The game was released as a prototype on Itch.io after which many prominent streamers began promoting it, prompting Sakalauskas to release a Steam version nine months later. PlayStation 4 and Xbox One versions followed in May 2017 with a Nintendo Switch version that December. A port to mobile platforms developed by Codeglue and published by 505 Games supporting iOS and Android was released on 26 June 2019. A Stadia port by Lab42 released on 1 October 2020, followed by Xbox Series X/S and PlayStation 5 versions the following year. The game was released on the Nintendo Switch 2 on 19 March 2026.

==Reception==

Aggregate scores
| Aggregator | Score |
|---|---|
| Metacritic | PC: 70/100 PS4: 67/100 XONE: 73/100 NS: 65/100 |
| OpenCritic | 39% recommend |

Review scores
| Publication | Score |
|---|---|
| Destructoid | 8/10 |
| Hardcore Gamer | 3.5/5 |
| IGN | 7.9/10 |
| Nintendo Life | 7/10 |
| Nintendo World Report | 8/10 |
| Pocket Gamer | 3.5/5 |
| Push Square | 6/10 |

=== Critical reception ===
Human: Fall Flat received "mixed or average" reviews, according to review aggregator website Metacritic. Fellow review aggregator OpenCritic assessed that the game received fair approval, being recommended by 39% of critics. Dan Stapleton of IGN recommended the game for watching rather than actually playing, praising the slapstick controls, humorous animations, and character customization. Zack Furniss of Destructoid enjoyed the replayability of the puzzles and praised the multiple solutions each puzzle provided.

=== Sales ===
By February 2018, more than 2 million copies of the game had been sold across all platforms. According to Curve, the sales of the game were boosted with the addition of online multiplayer in late 2017; by early January 2018, the game had broken over 1 million units sold on the Windows version, but within a month, had seen an additional 700,000 sales. By June 2018, the game achieved over 4 million sales across all platforms.

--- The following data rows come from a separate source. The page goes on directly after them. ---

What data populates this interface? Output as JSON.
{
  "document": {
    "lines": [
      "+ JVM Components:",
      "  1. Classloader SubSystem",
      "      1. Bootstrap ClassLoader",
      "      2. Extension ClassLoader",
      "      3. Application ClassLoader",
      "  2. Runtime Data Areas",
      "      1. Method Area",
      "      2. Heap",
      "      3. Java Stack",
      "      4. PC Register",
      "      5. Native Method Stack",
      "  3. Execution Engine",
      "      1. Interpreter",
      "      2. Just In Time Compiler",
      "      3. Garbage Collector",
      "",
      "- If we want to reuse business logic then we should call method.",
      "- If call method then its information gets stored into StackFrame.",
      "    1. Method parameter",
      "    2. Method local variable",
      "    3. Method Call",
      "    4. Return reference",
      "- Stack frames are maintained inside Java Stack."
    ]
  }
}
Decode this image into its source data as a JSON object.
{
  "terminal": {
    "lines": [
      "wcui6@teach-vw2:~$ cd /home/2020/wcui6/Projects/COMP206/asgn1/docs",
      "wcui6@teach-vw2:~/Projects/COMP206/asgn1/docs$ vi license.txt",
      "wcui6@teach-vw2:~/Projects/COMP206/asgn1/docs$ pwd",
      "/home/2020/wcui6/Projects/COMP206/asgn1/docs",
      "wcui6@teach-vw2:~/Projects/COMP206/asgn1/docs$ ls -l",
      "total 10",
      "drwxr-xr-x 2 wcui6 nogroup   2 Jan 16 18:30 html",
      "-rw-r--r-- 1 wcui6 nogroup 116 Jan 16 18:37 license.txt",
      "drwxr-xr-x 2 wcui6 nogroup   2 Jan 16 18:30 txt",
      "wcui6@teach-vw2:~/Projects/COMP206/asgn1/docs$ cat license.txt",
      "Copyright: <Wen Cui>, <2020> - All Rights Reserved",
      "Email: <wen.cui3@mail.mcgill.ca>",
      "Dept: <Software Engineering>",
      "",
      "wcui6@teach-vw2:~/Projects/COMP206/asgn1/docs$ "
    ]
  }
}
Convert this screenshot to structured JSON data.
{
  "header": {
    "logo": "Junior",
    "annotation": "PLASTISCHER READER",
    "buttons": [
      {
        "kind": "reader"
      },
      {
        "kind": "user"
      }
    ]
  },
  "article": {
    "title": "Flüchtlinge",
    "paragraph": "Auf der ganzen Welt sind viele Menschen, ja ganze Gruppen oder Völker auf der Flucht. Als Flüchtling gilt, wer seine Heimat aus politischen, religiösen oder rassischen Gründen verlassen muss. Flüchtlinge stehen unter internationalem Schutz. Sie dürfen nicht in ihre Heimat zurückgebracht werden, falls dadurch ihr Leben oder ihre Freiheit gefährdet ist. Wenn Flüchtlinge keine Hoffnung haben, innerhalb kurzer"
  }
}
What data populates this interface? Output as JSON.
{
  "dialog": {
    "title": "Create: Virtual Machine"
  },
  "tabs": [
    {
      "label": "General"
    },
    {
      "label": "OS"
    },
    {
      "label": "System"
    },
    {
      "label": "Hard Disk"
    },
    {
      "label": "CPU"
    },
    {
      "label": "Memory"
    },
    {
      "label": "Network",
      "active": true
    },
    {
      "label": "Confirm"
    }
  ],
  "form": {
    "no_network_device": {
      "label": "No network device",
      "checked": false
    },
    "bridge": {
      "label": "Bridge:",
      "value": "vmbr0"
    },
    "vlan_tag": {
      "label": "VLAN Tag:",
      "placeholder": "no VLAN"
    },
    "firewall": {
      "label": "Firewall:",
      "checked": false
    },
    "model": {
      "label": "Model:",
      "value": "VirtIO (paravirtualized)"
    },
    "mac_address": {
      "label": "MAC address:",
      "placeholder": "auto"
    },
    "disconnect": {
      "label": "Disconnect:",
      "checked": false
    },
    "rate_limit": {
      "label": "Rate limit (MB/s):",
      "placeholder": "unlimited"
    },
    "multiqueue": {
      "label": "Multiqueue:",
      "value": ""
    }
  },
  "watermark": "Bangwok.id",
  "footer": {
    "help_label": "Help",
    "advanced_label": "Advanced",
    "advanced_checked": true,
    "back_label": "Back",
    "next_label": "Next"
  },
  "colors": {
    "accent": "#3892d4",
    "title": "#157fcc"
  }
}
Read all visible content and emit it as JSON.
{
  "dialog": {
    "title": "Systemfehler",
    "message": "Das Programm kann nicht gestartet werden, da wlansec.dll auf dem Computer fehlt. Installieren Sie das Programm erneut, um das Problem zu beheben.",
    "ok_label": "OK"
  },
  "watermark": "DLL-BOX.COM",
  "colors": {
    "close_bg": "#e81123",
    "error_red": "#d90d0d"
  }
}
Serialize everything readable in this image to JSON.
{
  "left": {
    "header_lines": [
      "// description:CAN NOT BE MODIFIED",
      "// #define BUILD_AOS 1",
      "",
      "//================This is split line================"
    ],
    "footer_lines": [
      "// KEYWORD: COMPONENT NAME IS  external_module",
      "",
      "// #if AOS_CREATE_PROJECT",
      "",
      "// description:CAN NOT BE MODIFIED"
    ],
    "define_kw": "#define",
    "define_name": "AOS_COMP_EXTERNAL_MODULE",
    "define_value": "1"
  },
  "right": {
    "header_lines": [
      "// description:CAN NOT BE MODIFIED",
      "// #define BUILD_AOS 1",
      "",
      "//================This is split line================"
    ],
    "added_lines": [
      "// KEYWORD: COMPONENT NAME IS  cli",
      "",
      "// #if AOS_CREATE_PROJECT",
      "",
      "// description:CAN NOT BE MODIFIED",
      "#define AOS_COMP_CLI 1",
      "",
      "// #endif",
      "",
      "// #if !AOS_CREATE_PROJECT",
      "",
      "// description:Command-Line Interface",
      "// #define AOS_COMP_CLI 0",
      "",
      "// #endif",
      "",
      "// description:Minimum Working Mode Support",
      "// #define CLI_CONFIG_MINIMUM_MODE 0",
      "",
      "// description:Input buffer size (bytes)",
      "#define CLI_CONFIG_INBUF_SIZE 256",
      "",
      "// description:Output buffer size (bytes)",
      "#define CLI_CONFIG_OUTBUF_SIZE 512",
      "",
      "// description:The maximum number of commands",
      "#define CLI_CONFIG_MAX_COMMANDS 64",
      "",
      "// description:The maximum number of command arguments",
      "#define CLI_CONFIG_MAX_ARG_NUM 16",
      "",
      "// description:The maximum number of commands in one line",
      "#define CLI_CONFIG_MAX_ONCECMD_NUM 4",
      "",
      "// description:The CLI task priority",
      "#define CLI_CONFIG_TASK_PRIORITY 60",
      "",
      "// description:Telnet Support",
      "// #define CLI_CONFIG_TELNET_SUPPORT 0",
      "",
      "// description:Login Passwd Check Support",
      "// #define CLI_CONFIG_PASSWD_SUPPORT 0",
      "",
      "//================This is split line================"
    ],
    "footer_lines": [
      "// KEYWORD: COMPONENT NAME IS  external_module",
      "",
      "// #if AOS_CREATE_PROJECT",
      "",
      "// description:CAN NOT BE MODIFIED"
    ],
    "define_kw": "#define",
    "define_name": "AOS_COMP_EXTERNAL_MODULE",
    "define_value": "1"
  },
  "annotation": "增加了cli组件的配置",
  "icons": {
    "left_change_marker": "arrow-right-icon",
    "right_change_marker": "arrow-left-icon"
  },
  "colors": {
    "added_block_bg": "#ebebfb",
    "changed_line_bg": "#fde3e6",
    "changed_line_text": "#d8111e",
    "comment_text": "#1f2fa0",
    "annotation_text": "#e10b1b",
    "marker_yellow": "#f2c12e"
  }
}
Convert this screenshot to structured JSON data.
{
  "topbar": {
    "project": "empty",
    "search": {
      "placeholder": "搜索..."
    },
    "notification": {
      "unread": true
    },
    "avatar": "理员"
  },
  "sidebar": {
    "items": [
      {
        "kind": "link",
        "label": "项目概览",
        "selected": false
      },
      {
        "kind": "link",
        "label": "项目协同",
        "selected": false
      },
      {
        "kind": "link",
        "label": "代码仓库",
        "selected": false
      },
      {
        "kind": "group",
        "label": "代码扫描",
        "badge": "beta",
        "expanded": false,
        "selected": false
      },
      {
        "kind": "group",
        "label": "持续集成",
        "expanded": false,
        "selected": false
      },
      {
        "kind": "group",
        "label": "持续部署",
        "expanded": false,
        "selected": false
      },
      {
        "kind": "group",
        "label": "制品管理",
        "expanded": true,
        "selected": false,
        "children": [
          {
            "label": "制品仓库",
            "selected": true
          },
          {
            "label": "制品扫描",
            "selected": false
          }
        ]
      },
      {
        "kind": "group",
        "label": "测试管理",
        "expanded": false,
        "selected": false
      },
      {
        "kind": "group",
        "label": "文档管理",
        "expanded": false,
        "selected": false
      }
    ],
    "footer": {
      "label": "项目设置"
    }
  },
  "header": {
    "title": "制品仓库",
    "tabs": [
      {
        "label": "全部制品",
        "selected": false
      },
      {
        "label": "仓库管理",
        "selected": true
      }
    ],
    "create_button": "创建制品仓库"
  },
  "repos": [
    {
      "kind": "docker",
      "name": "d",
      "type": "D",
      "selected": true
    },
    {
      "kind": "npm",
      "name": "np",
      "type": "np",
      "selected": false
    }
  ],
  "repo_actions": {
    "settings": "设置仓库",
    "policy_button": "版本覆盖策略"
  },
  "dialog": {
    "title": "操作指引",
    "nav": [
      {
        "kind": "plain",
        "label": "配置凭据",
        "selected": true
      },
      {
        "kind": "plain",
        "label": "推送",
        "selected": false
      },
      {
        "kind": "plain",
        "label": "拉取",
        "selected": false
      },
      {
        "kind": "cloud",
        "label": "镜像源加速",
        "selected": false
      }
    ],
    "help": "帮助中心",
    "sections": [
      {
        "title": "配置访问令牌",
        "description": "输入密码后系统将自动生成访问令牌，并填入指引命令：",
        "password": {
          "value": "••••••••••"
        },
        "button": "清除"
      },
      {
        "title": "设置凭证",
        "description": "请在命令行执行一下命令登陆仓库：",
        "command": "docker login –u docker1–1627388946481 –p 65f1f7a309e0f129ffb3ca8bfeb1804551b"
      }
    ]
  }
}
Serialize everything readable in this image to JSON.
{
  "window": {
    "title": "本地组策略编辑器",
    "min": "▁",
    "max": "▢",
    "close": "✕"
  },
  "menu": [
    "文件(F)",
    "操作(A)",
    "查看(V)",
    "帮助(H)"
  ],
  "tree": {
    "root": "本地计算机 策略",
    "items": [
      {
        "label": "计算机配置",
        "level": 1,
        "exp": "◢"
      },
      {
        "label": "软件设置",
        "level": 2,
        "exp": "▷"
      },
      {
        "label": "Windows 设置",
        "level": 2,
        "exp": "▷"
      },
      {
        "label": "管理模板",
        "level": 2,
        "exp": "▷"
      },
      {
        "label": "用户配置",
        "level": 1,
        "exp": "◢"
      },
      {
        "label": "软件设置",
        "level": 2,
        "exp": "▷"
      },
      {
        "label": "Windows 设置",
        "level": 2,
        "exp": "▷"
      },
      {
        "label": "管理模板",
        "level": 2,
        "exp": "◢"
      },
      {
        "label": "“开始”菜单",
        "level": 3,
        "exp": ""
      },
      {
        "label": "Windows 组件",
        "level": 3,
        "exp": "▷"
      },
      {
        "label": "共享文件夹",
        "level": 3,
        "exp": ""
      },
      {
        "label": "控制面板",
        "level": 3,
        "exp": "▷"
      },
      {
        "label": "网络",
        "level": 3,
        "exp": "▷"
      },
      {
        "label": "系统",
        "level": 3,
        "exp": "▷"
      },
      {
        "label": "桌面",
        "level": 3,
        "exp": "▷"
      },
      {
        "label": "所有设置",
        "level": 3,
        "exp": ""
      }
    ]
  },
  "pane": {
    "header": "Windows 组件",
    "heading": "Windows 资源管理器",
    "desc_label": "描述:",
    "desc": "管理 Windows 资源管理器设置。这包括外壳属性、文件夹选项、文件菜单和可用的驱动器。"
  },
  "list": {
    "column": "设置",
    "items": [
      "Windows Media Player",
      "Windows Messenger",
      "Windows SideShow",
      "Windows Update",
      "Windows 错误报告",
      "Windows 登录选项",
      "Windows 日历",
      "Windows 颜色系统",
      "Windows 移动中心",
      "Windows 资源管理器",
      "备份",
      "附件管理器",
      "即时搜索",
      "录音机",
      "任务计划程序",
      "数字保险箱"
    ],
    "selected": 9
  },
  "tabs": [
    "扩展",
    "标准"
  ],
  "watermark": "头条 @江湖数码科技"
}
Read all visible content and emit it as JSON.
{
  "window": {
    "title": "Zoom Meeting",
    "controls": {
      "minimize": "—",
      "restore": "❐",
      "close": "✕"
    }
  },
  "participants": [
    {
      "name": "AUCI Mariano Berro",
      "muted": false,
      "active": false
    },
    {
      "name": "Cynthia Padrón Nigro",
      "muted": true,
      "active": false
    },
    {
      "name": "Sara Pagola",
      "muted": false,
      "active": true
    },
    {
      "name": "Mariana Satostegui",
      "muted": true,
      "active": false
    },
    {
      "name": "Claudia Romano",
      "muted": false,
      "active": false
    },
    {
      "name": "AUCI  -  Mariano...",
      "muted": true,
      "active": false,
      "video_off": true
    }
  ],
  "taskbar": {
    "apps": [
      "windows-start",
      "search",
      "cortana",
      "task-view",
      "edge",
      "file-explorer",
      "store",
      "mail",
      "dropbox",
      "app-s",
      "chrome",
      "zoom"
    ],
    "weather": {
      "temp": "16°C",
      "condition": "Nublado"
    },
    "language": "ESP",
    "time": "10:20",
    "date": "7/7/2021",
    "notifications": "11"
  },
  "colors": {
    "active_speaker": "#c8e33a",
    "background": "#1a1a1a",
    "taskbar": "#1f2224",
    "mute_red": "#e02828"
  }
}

Human: Fall Flat was the first video game released by Super Rare Games, which is a limited-print company that physically publishes Nintendo Switch games. 5,000 copies were made available to order in March 2018. In Japan, the Nintendo Switch version of Human Fall Flat released by Teyon Japan, a subsidiary of Teyon, was the fourteenth best-selling game during its first week of release, with 5,241 copies sold.

As of February 2021, the game had sold more than 25 million copies; part of these sales included the popularity of the game in China over 2020 after being released there through XD Inc and 505 Games, in part due to the game's popularity during the COVID-19 pandemic.

As of March 2023, Human: Fall Flat had sold more than 40 million copies. By January 2025, the game had sold more than 55 million copies. By December of the same year, it reached 58 million copies.

===Accolades===

| Year | Award | Category | Result | Ref. |
| 2017 | Develop Awards | New Games IP | Nominated |  |
| The Independent Game Developers' Association Awards | Casual/Social Game | Nominated |  |
| LT Game Awards 2017 | Game of the Year | Won |  |
| 2018 | The Independent Game Developers' Association Awards | Best Audio Design | Nominated |  |
| Best Casual Game | Won |

==Sequel==
In June 2023, Human: Fall Flat 2 was announced to be in development; unlike its predecessor, it is being published by Devolver Digital. It is scheduled for release for Windows and Nintendo Switch 2.